Amine El Khalifi, the Virginia man arrested by FBI agents as he approached the U.S. Capitol building with what he believed was a bomb, pleaded guilty to one count of attempted use of a weapon of mass destruction on Friday.
Under his plea agreement, federal prosecutors will recommend a sentence of between 25 and 30 years in prison when he is sentenced on Sept. 14.
The undercover operation unfolded in January 2011 when a source told the FBI that El Khalifi met with a number of individuals at a home in Arlington, VA and said he believed the “war on terrorism” was a “war on Muslims.”
El Khalifi, an illegal immigrant from Morocco, was later introduced by a man he knew as “Hussien” to an undercover FBI agent known as “Yusuf.” During the course of the investigation, El Khalifi visited a quarry in West Virginia and dialed a cell phone he thought would set off a bomb similar to the one he thought he would be using in his planned attack on the Capitol.

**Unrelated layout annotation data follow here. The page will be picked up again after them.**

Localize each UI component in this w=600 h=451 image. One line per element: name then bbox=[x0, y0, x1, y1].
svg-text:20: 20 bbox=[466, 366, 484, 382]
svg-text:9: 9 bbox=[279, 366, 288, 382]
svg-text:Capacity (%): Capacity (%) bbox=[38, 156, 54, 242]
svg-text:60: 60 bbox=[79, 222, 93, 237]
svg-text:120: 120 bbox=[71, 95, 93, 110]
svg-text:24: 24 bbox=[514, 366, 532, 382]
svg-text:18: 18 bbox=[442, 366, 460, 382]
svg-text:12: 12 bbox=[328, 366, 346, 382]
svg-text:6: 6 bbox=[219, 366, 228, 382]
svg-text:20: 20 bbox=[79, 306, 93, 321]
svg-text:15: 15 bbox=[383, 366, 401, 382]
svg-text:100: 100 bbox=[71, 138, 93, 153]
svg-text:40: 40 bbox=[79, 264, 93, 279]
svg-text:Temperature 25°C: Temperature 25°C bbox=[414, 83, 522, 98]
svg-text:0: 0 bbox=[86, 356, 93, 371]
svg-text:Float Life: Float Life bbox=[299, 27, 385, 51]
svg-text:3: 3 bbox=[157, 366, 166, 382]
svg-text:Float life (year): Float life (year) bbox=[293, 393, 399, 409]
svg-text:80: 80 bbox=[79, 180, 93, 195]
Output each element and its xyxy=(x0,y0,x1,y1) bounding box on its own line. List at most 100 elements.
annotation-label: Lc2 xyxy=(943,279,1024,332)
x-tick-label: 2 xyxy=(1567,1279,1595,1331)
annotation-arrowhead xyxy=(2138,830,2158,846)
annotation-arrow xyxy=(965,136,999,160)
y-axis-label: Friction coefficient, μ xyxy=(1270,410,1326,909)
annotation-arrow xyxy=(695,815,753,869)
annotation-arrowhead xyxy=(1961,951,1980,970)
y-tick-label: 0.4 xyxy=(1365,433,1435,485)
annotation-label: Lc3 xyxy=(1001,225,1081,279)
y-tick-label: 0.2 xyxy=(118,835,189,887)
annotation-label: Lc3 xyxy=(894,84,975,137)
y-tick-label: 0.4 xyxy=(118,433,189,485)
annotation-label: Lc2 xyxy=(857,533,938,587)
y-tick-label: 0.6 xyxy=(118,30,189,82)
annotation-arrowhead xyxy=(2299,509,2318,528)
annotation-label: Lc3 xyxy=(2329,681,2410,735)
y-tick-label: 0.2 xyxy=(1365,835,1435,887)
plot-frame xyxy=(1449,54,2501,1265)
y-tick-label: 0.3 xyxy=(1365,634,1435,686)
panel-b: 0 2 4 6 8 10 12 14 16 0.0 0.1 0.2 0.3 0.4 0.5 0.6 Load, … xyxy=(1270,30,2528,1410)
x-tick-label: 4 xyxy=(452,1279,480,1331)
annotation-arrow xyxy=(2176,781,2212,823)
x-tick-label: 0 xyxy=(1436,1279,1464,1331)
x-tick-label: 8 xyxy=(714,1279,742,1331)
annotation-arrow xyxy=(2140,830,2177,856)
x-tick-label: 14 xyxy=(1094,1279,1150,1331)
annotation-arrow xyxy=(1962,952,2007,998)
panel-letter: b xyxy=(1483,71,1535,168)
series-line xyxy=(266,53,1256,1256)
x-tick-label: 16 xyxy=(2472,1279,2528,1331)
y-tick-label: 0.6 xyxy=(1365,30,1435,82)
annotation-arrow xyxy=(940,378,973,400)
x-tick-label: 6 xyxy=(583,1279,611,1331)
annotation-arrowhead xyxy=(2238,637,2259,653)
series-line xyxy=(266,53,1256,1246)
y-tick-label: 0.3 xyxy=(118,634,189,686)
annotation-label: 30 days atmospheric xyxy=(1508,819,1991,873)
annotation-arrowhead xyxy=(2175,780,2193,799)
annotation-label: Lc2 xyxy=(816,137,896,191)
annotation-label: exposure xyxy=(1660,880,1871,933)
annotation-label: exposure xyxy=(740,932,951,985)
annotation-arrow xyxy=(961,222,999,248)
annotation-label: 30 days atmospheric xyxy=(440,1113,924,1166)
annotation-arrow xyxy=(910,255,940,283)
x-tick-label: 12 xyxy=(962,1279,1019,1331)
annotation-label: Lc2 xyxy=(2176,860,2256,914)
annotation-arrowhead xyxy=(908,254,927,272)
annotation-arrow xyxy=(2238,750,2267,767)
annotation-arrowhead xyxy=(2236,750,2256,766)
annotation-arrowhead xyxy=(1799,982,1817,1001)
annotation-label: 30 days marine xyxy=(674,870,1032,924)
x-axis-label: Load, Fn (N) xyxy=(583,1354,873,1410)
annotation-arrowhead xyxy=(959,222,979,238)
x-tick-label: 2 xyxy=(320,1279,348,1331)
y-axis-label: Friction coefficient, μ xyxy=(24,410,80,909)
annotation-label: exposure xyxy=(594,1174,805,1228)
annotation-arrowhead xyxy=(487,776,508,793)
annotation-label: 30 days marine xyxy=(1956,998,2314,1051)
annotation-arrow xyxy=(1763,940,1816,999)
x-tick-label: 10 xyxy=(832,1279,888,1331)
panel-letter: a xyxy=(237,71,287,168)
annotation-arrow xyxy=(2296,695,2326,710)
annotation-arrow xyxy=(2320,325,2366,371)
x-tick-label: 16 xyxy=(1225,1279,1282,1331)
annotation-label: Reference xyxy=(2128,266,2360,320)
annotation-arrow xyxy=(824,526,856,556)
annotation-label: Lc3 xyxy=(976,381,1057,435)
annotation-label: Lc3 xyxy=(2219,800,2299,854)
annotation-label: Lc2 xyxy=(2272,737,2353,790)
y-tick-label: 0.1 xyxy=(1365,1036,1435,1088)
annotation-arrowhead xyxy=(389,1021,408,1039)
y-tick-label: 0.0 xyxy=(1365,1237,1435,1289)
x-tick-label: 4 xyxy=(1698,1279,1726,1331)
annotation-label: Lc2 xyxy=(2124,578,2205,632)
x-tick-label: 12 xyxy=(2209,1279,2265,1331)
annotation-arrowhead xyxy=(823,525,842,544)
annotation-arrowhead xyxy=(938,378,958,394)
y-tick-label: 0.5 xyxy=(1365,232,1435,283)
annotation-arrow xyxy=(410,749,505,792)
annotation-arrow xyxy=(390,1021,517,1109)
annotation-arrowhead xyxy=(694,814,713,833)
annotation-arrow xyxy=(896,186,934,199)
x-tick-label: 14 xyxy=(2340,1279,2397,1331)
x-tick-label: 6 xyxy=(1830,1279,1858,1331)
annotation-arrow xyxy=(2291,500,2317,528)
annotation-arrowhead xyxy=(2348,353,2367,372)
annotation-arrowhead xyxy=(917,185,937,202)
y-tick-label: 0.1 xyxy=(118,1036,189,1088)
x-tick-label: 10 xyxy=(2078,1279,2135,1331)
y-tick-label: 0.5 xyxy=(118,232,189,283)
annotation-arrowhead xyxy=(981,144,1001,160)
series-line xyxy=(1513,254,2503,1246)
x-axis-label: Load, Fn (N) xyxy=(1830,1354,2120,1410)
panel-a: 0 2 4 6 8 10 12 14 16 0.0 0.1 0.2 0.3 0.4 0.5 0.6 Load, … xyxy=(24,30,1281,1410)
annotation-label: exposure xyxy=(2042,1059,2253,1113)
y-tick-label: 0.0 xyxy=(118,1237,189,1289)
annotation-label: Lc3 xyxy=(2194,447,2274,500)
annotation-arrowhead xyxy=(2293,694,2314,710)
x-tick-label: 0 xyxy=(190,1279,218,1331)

As TPM reported after his arrest in February, El Khalifi switched his target several times during the course of the undercover operation:
An affidavit from an FBI agent filed in federal court Friday says that Amine El Khalifi planned to explode a bomb at an office building in Alexandria that contained military offices, then wanted to attack a synagogue, then decided to target an Army general, then a government building, then a restaurant next to that building because it was frequented by military officials.
Later on — after El Khalifi had purchased nails, glue and cell phones for use in what he thought was an separate planned al-Qaeda attack against a military installation — he decided that he’d rather go on a “suicide/martyrdom operation in which he would blow himself up in the United States Capitol Building,” according to an FBI affidavit.